Zhang, K., Columbia University
Venkatasubramanian, V., Columbia University
With the recent advances in machine learning algorithms complemented with significant improvements in computational capabilities — availability of better hardware, faster processing, and cheaper memory — computational chemistry is seeing applications that leverage complex machine learning models. Some of these methods have proven to be extremely successful, thanks to the inherent efficiency of machine learning models in capturing the complex, non-linear dependencies between various factors that govern reactions systems. To this end, several purely black-box approaches for modeling chemical reactions have been developed.
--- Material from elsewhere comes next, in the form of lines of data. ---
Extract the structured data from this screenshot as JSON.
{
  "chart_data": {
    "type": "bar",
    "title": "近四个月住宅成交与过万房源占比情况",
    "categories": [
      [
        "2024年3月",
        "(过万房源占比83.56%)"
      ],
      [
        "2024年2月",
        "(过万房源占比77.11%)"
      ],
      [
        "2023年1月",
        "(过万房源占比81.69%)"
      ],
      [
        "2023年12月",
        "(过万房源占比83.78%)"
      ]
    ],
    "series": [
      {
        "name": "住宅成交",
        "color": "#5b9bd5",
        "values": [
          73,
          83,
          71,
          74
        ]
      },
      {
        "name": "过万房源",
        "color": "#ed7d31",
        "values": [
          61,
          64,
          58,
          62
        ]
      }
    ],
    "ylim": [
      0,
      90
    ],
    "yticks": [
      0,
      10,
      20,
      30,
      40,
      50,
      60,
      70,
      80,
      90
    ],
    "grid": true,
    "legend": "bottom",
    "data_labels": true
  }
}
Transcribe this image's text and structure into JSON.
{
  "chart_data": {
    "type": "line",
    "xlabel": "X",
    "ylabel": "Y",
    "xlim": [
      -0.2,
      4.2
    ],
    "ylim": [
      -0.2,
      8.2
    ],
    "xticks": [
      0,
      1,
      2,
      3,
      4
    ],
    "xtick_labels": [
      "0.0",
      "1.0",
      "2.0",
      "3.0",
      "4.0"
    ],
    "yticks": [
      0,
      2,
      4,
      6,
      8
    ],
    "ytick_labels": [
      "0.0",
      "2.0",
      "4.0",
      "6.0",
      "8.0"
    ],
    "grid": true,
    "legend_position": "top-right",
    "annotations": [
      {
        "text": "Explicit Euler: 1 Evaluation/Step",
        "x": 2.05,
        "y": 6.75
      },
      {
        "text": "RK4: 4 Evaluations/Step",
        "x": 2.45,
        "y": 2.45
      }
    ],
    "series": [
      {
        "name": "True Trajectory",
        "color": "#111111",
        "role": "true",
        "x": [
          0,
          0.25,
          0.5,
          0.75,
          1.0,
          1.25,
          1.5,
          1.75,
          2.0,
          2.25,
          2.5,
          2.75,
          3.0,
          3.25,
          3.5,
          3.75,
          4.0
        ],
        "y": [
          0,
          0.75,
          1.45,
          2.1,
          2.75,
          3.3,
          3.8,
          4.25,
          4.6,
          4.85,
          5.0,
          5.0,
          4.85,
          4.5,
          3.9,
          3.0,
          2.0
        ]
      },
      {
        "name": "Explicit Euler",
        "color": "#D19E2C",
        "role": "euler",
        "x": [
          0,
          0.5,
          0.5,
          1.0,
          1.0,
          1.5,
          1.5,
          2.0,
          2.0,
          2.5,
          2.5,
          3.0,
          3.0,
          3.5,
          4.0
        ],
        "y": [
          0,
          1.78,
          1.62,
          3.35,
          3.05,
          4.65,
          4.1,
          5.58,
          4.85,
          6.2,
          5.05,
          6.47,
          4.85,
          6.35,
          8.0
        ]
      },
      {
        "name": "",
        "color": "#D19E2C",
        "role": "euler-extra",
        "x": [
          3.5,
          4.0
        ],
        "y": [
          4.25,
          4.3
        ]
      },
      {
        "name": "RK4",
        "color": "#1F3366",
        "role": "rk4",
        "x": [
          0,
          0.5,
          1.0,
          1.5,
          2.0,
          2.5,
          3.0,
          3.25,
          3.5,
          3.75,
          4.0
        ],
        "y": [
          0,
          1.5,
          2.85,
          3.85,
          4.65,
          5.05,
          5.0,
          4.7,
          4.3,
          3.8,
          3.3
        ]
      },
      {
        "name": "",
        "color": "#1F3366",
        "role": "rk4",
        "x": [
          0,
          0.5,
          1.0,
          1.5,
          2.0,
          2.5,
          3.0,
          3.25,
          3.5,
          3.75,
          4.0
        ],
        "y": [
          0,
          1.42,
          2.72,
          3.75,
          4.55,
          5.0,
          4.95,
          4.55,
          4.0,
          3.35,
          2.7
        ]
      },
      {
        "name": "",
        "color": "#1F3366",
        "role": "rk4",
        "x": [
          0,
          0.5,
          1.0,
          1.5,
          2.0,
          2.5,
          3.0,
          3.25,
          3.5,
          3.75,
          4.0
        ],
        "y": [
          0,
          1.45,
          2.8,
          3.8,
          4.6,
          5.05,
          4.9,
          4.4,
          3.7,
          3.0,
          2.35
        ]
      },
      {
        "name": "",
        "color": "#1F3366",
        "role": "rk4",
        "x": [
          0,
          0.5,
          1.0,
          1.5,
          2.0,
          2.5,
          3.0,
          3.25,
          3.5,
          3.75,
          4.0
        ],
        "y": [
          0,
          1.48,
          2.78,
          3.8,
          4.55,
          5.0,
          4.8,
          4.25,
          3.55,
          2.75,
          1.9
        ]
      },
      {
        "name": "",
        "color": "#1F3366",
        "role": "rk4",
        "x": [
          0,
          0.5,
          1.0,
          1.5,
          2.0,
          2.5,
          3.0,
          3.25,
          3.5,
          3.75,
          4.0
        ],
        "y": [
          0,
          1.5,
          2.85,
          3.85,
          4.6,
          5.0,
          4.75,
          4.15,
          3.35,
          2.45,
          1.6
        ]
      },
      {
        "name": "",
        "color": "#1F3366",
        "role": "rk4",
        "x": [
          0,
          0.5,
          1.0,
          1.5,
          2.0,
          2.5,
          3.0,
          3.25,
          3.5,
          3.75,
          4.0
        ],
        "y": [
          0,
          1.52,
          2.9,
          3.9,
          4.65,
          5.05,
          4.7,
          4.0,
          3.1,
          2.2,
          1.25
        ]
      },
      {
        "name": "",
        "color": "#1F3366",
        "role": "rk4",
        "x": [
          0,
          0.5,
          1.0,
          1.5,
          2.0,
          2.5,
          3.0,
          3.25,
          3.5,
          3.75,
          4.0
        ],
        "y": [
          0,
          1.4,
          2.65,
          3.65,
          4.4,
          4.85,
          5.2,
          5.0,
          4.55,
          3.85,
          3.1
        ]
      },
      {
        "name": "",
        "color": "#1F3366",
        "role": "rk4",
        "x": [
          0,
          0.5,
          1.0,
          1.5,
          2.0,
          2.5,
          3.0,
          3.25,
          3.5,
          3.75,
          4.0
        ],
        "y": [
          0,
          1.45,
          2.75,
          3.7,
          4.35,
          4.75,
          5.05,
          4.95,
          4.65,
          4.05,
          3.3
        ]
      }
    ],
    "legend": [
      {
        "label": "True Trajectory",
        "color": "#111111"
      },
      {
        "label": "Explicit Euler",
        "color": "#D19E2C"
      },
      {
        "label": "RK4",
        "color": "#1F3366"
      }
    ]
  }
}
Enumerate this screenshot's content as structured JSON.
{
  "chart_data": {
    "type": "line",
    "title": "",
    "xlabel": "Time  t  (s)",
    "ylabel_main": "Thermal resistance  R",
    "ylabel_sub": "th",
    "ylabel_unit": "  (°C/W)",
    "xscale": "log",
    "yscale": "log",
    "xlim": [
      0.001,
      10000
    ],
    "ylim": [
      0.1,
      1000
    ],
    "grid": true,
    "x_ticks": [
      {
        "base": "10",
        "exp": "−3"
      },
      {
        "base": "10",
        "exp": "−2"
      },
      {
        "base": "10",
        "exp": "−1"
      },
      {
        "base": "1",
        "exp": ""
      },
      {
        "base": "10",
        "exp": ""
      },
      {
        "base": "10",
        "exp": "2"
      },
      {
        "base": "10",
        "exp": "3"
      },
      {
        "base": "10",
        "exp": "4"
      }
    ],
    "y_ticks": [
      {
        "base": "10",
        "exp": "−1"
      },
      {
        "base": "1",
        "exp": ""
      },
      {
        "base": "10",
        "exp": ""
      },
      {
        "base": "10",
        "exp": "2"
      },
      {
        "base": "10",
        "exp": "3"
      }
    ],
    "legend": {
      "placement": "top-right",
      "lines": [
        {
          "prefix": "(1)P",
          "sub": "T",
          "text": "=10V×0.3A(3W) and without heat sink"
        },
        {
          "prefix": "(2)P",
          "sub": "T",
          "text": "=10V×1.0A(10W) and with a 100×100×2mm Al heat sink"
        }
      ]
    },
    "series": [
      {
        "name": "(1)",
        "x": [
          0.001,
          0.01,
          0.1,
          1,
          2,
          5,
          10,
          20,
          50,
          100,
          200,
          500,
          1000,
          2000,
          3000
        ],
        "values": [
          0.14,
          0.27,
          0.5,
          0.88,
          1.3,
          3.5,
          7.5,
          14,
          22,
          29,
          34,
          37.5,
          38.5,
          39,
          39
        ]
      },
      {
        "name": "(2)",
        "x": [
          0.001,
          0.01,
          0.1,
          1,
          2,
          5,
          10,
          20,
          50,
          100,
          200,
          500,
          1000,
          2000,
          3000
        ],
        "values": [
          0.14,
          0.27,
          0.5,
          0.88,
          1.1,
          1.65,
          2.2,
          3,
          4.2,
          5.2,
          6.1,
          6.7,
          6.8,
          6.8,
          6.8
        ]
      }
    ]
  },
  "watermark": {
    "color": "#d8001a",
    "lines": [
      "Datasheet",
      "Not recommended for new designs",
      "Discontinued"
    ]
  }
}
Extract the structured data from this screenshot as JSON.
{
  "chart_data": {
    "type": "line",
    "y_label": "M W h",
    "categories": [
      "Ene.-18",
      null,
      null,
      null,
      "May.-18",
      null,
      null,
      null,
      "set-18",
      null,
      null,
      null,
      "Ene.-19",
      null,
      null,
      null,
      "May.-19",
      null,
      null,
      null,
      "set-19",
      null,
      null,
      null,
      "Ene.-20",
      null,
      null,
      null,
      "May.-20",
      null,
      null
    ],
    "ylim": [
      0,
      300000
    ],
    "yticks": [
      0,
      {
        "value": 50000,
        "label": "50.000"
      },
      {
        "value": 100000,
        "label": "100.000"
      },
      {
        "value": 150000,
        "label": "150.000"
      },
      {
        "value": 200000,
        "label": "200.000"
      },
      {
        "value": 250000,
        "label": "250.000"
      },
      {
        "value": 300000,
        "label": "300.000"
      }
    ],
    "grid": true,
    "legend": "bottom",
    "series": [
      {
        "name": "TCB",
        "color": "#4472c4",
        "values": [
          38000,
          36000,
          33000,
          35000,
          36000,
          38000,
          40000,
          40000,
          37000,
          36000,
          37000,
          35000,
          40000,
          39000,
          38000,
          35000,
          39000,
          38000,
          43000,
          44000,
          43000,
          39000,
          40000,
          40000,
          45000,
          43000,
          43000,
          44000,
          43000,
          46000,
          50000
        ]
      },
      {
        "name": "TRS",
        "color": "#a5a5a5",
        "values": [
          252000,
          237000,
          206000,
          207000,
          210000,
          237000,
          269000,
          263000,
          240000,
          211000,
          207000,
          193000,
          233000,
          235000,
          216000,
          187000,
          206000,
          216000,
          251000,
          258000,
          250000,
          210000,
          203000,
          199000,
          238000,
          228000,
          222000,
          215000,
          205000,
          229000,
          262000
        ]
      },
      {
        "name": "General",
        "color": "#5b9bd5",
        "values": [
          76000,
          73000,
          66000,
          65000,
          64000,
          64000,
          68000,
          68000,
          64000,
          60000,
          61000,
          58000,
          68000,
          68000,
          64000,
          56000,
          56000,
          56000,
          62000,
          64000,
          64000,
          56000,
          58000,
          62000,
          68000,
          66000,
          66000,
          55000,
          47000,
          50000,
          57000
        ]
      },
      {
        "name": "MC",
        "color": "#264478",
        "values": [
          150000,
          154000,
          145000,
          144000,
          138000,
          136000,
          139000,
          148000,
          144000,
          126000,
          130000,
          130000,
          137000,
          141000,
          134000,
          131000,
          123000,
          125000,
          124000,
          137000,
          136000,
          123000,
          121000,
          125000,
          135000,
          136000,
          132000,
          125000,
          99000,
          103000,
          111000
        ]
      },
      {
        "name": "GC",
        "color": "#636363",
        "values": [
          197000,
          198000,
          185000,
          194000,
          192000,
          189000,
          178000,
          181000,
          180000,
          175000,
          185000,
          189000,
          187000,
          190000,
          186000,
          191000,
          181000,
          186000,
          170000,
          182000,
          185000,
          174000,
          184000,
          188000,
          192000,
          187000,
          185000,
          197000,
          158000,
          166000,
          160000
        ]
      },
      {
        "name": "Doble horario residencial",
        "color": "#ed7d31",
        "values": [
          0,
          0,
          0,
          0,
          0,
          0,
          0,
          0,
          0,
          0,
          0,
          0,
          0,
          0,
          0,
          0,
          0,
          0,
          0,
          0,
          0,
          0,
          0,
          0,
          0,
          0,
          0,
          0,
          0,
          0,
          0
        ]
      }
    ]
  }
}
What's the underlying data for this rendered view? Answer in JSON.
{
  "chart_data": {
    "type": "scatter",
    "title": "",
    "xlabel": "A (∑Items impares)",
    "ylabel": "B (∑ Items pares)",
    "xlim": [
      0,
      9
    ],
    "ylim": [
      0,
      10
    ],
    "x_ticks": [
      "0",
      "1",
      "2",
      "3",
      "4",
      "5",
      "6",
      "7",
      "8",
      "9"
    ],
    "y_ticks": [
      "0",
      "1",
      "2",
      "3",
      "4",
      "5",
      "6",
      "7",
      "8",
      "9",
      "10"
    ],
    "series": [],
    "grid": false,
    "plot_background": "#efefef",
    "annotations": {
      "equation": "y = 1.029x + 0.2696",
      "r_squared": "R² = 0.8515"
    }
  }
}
Even though such approaches might seem to perform well based on traditional prediction metrics, there is a disconnect between underlying model architectures used and chemistry principles that human chemists use while performing these tasks.

In this work, we have built chemistry-aware retrosynthesis prediction and forward reaction prediction models that combine powerful data-driven models with chemistry knowledge. We represent molecules based on a hierarchical tree representation [1,2] that contains underlying chemistry information that is otherwise ignored by models based on purely SMILES-based representations [3,4]. Using these chemistry-aware representations, we perform functional groups-based convolution operations before performing the modeling exercise. We report a significant improvement in the model performance on both the forward reaction prediction task (given reactants, predict the product) and the retrosynthesis prediction task (given target molecule, predict precursors). We conclude that the combination of chemistry knowledge with powerful model architectures is required in order to develop deployable models that could be used in practice.

References:

1. Mann, Vipul, and Venkat Venkatasubramanian. "Predicting chemical reaction outcomes: A grammar ontology‐based transformer framework." AIChE Journal 67.3 (2021): e17190.

2. Mann, Vipul, and Venkat Venkatasubramanian. "Retrosynthesis prediction using grammar-based neural machine translation: An information-theoretic approach." Computers & Chemical Engineering 155 (2021): 107533.

3. Schwaller, Philippe, et al. "Molecular transformer: a model for uncertainty-calibrated chemical reaction prediction." ACS central science 5.9 (2019): 1572-1583.

4. Tetko, Igor V., et al. "State-of-the-art augmented NLP transformer models for direct and single-step retrosynthesis." Nature communications 11.1 (2020): 5575.